Mitochondrial dysfunction and oxidative stress are widely regarded as primary drivers of aging and are associated with several neurodegenerative diseases. The degeneration of motor neurons during aging is a critical pathological factor contributing to the progression of sarcopenia. However, the morphological and functional changes in mitochondria and their interplay in the degeneration of the neuromuscular junction during aging remain poorly understood. A defined systematic search of the PubMed, Web of Science and Embase databases (last accessed on October 30, 2024) was conducted with search terms including 'mitochondria', 'aging' and 'NMJ'. Clinical and preclinical studies of mitochondrial dysfunction and neuromuscular junction degeneration during aging. Twentyseven studies were included in this systematic review. This systematic review provides a summary of morphological, functional and biological changes in neuromuscular junction, mitochondrial morphology, biosynthesis, respiratory chain function, and mitophagy during aging. We focus on the interactions and mechanisms underlying the relationship between mitochondria and neuromuscular junctions during aging. Aging is characterized by significant reductions in mitochondrial fusion/fission cycles, biosynthesis, and mitochondrial quality control, which may lead to neuromuscular junction dysfunction, denervation and poor physical performance.

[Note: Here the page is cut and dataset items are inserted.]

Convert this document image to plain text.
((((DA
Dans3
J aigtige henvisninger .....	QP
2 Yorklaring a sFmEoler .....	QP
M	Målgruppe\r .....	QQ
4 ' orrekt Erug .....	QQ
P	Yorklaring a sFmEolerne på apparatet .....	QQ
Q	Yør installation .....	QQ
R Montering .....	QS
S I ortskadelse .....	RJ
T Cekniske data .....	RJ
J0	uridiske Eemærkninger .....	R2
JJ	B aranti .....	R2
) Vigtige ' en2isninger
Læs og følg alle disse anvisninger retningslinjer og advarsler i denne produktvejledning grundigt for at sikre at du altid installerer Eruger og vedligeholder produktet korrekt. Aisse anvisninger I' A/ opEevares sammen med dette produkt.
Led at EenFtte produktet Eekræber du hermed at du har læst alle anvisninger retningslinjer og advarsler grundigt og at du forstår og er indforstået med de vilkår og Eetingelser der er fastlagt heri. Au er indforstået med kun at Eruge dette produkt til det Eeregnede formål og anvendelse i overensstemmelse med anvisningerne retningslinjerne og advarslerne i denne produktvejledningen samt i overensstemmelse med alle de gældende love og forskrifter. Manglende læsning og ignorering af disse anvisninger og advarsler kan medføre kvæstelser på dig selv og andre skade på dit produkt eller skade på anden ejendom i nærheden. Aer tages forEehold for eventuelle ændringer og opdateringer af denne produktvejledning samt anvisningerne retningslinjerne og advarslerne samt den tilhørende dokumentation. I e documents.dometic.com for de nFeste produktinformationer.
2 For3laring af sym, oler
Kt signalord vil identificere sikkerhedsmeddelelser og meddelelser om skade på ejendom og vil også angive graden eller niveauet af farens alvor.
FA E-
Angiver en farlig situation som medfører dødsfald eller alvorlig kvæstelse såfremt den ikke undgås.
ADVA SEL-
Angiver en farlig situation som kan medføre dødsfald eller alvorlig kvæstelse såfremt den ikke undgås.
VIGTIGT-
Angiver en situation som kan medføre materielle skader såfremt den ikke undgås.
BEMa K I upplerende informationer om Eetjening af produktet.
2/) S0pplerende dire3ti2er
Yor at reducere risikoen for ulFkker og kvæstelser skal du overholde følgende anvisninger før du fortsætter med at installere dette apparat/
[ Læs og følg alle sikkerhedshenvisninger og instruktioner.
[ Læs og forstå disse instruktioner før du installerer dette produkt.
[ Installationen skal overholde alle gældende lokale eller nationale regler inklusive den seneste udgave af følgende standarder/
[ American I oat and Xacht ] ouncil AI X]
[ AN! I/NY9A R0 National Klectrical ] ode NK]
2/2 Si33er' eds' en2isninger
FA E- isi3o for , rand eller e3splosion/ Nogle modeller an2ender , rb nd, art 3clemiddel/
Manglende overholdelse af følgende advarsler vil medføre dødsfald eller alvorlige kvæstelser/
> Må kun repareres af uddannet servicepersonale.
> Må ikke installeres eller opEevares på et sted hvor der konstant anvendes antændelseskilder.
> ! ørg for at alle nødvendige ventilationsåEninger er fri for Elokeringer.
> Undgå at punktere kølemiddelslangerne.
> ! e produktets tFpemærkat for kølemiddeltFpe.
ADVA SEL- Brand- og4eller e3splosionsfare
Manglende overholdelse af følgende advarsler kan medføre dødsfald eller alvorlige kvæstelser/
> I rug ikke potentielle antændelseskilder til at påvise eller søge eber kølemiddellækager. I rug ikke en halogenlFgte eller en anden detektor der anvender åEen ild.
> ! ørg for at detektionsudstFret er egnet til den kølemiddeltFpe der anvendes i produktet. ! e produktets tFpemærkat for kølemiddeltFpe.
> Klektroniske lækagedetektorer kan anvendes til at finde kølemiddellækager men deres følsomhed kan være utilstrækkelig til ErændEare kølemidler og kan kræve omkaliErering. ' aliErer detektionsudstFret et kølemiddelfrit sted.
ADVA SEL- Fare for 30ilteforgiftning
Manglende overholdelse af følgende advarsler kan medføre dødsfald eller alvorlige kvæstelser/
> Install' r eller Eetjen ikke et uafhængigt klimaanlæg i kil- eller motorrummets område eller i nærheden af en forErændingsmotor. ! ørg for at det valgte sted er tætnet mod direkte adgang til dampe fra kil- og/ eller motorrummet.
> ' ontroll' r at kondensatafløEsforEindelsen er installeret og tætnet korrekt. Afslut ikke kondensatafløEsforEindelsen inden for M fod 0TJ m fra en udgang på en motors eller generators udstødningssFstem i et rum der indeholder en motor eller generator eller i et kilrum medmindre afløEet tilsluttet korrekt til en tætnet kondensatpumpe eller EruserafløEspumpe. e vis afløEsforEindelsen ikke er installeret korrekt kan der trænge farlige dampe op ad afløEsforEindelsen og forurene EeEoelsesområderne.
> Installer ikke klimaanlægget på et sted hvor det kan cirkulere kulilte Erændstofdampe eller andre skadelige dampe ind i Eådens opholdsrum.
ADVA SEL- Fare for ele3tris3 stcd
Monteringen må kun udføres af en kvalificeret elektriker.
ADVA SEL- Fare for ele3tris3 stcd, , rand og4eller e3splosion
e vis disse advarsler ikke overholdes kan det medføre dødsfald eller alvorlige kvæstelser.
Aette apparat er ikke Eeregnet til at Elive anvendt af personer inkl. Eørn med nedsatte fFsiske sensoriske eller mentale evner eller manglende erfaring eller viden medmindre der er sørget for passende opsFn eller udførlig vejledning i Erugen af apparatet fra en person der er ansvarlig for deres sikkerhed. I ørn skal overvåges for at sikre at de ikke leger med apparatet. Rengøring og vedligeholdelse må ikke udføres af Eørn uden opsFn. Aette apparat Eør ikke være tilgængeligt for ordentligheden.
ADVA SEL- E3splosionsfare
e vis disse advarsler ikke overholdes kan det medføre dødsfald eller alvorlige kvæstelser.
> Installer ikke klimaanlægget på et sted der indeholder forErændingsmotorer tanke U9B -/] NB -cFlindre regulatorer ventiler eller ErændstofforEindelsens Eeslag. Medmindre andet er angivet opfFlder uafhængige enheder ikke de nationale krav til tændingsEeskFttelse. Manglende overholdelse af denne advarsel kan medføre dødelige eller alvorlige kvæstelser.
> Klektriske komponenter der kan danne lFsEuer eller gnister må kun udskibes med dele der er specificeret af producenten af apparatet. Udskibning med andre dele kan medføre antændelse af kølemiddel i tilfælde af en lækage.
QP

Motor nerve terminals that exhibit redox sensitivity are among the first to exhibit abnormalities, ultimately leading to an early decline in muscle strength through impaired neuromuscular junction transmission function. Parg coactivator 1 alpha is a crucial molecule that regulates mitochondrial biogenesis and modulates various pathways, including the mitochondrial respiratory chain, energy deficiency, oxidative stress, and inflammation. Mitochondrial dysfunction is correlated with neuromuscular junction denervation and acetylcholine receptor fragmentation, resulting in muscle atrophy and a decrease in strength during aging. Physical therapy, pharmacotherapy, and gene therapy can alleviate the structural degeneration and functional deterioration of neuromuscular junction by restoring mitochondrial function. Therefore, mitochondria are considered potential targets for preserving neuromuscular junction morphology and function during aging to treat sarcopenia.